Introduction to OpenRedukti

OpenRedukti is a C++ library for working with Interest Rate Derivative products such as Interest Rate Swaps, and FRAs. It allows you to build Interest Rate curves with different interpolation methods, and then use these curves to compute present value and sensitivities of Interest Rate Derivatives.

OpenRedukti is Free Software, licensed under the GNU General Public License, v3. If you wish to use OpenRedukti under a non-GPL license, you can raise an issue on GitHub repository. A liberal license will be granted to your company at zero cost, provided you agree to allow your company to be listed as a user of OpenRedukti.

Main Features

  • Small library with minimal external dependencies (only external dependencies are BLAS, LAPACK and Google Protocol Buffers)

  • Ability to express an interest rate product as a set of cashflows

  • Bootstrap continuously compounded zero coupon interest rate curves using Linear, CubicSpline, and MonotoneConvex interpolators

  • Interpolate curves in the discount factor space using LogLinear and LogCubicSpline interpolators

  • Compute present value of cashflows

  • Compute first and second order derivatives using Automatic/algorithmic Differentiation.

  • Script using Ravi - a derivative of Lua programming language

  • Script using Python, see An Introduction to Python Bindings for OpenRedukti.

  • Docker images now available to make it easier to try out OpenRedukti and PyRedukti: see Quick Start using Docker containers.

Background

OpenRedukti is part of the MyCCP product that was being developed by REDUKTI LIMITED. The development of MyCPP was halted in June 2017 due to lack of funding. A decision was taken then to Open Source parts of the MyCCP product, leading to the release of OpenRedukti.

The main differences between the Open Source release and the proprietary version used in MyCCP are:

  • Only the core C++ pricing library has been released

  • The functionality for generating cashflows from FpML trades has not been released as this is fine tuned for the needs of MyCCP

  • The Limit Checker and VaR Calculator have not been released

  • The MyCCP front-end and middle tier components, written in C#, have not been released as these are very specific to requirements of a CCP.

For further details of the full scope of the MyCCP product, please visit Redukti.Com.

The OpenRedukti Computation Model

OpenRedukti’s design is quite different from QuantLib. In QuantLib various objects are interlinked via C++ pointers; this approach is unsuitable for a server deployment.

OpenRedukti’s model decouples the raw market data, its conversion to curves, and the use of curves for valuation purposes.

So in order to value trades, you have to do following:

  1. Build curves using raw market data (i.e. quotes). Curve Building uses a multi-curve builder so this is an expensive step. During curve building you can optionally generate PAR sensitivities, which is a very expensive step (can take minutes).

  2. You then seed a Valuation Service with the curves, fixings and some additional configuration data such as curve mappings. OpenRedukti groups curves into market date sets.
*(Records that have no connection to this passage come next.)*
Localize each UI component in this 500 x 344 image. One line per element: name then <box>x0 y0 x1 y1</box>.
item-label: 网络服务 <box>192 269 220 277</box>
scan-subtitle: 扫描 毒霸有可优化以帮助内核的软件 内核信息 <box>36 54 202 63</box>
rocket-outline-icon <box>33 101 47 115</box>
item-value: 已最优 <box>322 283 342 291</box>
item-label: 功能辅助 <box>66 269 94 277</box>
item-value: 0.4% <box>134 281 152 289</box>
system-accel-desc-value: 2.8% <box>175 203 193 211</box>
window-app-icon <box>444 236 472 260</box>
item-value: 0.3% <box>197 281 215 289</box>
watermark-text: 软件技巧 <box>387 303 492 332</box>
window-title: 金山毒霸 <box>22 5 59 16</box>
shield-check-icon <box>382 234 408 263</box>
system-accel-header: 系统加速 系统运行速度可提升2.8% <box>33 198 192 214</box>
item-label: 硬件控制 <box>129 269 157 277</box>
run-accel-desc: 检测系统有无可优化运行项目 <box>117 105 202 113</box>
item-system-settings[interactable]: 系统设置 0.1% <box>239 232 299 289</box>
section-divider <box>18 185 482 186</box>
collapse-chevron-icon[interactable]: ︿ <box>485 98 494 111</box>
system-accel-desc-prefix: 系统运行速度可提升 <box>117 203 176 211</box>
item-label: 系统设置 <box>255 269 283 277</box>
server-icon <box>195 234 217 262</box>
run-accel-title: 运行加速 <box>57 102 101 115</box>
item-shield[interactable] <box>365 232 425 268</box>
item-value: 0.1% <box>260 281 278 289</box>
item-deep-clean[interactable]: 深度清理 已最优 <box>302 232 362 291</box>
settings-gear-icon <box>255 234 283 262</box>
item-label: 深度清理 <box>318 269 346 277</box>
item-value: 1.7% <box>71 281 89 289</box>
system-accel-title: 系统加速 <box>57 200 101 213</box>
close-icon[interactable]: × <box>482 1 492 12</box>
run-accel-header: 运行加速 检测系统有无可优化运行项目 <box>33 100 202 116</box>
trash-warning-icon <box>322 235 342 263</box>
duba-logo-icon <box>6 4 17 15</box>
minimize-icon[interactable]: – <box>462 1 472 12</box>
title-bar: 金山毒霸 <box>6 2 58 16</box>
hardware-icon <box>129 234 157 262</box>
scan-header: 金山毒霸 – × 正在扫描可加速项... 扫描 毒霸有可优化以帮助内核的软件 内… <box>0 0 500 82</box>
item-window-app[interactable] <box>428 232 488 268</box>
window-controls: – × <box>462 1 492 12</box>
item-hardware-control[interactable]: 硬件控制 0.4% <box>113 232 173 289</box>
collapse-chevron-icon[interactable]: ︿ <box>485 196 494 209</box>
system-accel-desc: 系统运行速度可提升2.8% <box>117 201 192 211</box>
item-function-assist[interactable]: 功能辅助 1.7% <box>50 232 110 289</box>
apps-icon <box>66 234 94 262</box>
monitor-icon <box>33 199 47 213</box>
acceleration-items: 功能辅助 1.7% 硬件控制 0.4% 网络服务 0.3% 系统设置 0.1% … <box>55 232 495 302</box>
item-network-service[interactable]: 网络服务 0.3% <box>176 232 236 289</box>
Each market data set is identified by the business date, the market data qualifier, and a cycle number. This allows multiple market data sets to be computed and registered at the same time. The Valuation Service caches all the registered market data sets in memory.

  3. Each curve in the market data set is identified by a scenario number. This should be 0 for the base curves. However, you may add additional curves with incremented scenario numbers. Such curves are used for VaR computation in OpenRedukti, and each scenario curve represents a VaR scenario, i.e. the curve is shifted from the base curve in some manner. Note that scenario curves never compute sensitivities.

  4. Once the required market data set is registered, you submit all trades for valuation to the Valuation Service. Each valuation request must be for a specific market data set, identified by the PricingContext. When you submit a valuation request you can specify the scenario range to compute, for instance if you have base scenario 0 and 1250 scenario curves, then you can request the range 0-1250. The Valuation Service will compute NPV for each of the scenarios and return the result. Sensitivities if requested will only be generated for the base curves.

  5. If you need to update the curves for a particular market data set, you have to do the steps above again, and then revalue all your trades for that set. Typically though you would create a new market data set rather an update one already created. Your trades have no links to the market data set, trades live in your world, OpenRedukti doesn’t care about them.

  6. Although the OpenRedukti Valuation Service caches market data, it is a stateless service, there is no persistent state. Each request is independent, and if you recreate the InMemoryRequestProcessor instance, or restart the OpenRedukti server, all market data is forgotten and must be supplied again. If you request valuation for a non-existent market data set then the service will simply tell you it cannot find the data.

Ackowledgements

OpenRedukti gratefully acknowledges ideas and code it is using from other projects.

  • My good friend Christer Rydberg for showing me how to implement Automatic Differentiation and for help and advice over the years.

  • Jeffrey Fike’s work on automatic differentiation using hyperdual vectors.

  • QuantLib which has provided the basis for some of the key components such as interpolators.

  • The monotone convex interpolation method is based on papers and VB code from Financial Modeling Agency.

  • The C/C++ Minpack library provides the Levenberg-Marquardt solver used in curve building.